Most scholars and practitioners agree that social work managers need to have a high degree of leadership skills to make considered managerial decisions, to empower social workers, to develop staff within and collaborate with partners outside the social and human service organisation. Social work management as a field of social work education and practice was established in many universities in Europe and North America since the 1980s. Established qualifications in higher education first included diplomas in social economy. It originally focused on person-centred leadership, motivation and strategic issues. It combines management with social pedagogical, psychological, and sociological knowledge and skills.

==Definition==
In today's understanding, social management includes all management functions that are necessary for the management of social and/or non-profit organizations. This includes finance and accounting of social organizations, development of mission statements and concepts, city and social marketing, public relations, organizational development, human resource management, project management, quality management and other sub-disciplines of management and business administration.

In contrast to management in other industries, branches and areas of the economy (e.g. sports management or media and education management), social work management takes into account characteristics especially of organizations in the social sector: the provision of person-centered social services, the peculiarities of non-profit organizations and, in particular, labour and welfare services, the close integration into the social law as well as the character of the services as merit goods. With the increasing spread of private providers, social work management is also referred to as the management of enterprises in the social economy. Against this background, social work management can also be understood as a so-called specialised form of business administration for social enterprises or companies.

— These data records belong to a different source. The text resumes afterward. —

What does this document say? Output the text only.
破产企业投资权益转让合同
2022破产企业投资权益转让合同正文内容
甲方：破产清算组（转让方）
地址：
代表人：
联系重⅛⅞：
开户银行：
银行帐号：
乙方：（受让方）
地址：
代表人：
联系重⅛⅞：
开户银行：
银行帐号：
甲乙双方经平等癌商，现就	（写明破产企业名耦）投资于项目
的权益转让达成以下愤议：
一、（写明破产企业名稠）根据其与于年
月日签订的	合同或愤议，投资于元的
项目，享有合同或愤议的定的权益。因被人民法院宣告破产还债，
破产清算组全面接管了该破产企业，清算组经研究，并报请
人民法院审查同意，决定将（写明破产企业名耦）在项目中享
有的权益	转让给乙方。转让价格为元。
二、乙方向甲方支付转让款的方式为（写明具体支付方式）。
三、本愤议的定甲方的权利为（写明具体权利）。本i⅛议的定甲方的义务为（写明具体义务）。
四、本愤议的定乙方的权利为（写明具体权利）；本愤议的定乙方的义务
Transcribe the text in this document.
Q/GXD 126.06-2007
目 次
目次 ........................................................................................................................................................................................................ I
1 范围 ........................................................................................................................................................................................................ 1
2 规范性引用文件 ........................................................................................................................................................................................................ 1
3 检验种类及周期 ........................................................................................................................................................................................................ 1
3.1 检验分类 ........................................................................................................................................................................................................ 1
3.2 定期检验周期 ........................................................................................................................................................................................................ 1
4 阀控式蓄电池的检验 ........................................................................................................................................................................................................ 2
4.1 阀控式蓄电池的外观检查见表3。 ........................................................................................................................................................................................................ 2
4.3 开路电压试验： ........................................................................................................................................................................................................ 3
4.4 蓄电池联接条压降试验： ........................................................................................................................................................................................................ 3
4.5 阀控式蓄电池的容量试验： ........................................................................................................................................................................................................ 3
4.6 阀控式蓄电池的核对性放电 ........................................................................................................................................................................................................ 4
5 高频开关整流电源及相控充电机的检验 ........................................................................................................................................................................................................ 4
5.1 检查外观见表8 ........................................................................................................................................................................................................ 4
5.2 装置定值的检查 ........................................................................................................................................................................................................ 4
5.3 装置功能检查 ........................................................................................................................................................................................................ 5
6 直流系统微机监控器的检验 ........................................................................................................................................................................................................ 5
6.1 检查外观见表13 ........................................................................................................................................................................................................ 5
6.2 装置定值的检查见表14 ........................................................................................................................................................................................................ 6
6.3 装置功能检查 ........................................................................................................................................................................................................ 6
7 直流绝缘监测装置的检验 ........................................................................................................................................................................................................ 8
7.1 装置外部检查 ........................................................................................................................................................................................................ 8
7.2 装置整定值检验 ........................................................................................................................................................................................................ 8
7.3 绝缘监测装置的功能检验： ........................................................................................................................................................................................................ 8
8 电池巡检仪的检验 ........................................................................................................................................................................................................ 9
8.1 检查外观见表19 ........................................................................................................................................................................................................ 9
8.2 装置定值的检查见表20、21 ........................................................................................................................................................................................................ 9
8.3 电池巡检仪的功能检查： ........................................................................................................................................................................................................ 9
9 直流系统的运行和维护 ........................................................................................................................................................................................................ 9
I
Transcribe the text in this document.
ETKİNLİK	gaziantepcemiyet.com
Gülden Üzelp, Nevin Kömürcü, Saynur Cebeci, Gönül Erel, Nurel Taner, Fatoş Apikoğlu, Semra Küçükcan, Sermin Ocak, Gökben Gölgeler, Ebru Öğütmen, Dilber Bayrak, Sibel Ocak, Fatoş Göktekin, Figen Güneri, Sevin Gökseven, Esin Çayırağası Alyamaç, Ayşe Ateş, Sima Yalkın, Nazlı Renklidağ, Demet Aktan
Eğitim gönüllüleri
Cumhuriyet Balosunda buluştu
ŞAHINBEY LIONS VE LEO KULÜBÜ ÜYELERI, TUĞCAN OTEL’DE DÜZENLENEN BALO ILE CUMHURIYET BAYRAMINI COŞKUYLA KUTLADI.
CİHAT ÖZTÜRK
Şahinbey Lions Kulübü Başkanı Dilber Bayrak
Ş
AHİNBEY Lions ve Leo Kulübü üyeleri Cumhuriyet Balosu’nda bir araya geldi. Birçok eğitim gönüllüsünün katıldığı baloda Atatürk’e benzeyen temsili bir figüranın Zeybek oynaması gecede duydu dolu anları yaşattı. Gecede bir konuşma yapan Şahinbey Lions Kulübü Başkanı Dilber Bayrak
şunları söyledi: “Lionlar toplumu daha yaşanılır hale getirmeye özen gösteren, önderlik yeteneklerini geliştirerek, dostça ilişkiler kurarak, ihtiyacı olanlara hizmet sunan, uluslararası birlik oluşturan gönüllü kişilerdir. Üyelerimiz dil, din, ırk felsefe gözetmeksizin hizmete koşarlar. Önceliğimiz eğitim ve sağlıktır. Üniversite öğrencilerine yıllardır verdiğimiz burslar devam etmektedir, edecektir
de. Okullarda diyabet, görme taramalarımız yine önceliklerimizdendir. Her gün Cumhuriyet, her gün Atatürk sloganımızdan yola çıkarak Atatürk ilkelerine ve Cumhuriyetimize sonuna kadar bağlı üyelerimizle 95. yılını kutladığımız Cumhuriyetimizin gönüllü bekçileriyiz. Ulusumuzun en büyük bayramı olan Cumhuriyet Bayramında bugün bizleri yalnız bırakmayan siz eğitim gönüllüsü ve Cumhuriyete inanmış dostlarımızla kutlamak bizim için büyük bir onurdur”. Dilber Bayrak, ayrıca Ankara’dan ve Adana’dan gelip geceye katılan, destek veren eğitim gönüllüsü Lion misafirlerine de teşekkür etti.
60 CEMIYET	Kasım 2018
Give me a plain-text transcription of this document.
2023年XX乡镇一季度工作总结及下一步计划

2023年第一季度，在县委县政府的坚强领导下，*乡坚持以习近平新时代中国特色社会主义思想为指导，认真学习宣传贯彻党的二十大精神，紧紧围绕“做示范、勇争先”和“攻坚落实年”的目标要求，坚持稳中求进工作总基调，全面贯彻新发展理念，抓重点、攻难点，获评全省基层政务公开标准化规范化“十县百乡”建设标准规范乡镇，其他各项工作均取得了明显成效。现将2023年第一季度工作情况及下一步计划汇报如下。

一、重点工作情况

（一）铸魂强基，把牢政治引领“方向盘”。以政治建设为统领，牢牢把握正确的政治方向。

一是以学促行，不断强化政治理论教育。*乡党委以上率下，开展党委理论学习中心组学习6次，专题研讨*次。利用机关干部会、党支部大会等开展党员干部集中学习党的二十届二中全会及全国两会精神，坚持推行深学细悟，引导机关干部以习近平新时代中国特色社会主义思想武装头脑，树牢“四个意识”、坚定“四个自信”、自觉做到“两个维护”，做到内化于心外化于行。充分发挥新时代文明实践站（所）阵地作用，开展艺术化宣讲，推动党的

Some authors also understand social work management as the management of people with special consideration of human relationships in the sense of human resources management. However, this understanding does not apply to all social services organizations. A systemic approach to social work management also takes into account emotions, different meanings, and various relationships. When providing social services, the focus lies on the professional development of empathic and trusting relationships with the recipients of these services.

== Theoretical Foundations ==

Figure 1: Hybrid Function of Social Work Management Education

The theoretical foundations of social work management are rooted in social work theories and principles as well as management studies. These theories help us understand how people act and how social and economic factors affect that behaviour. Theories like systems theory, psychodynamic theory, and human behaviour in the social environment theory are used to guide the way social work management is done. Understanding the theories behind social work management is important for making good decisions in the field that are socially sustainable.

Social Work management is an interdisciplinary and transdisciplinary subject that is marked by its hybrid function (see figure 1), including other academic disciplines such as business and economics, public management, social sciences, humanities, sustainability sciences, cultural studies, political sciences, law studies, etc.

== Principles ==
Some principles of social work management are also included in national quality standards (e.g. NASW Standards for Social Work Case Management).

== Methods of Teaching and Learning ==
Despite the fact that there is already a vast amount of literature available about management education and learning as well as social work education, the development of social work management education as a specific academic sub-discipline is still in progress and under discussion.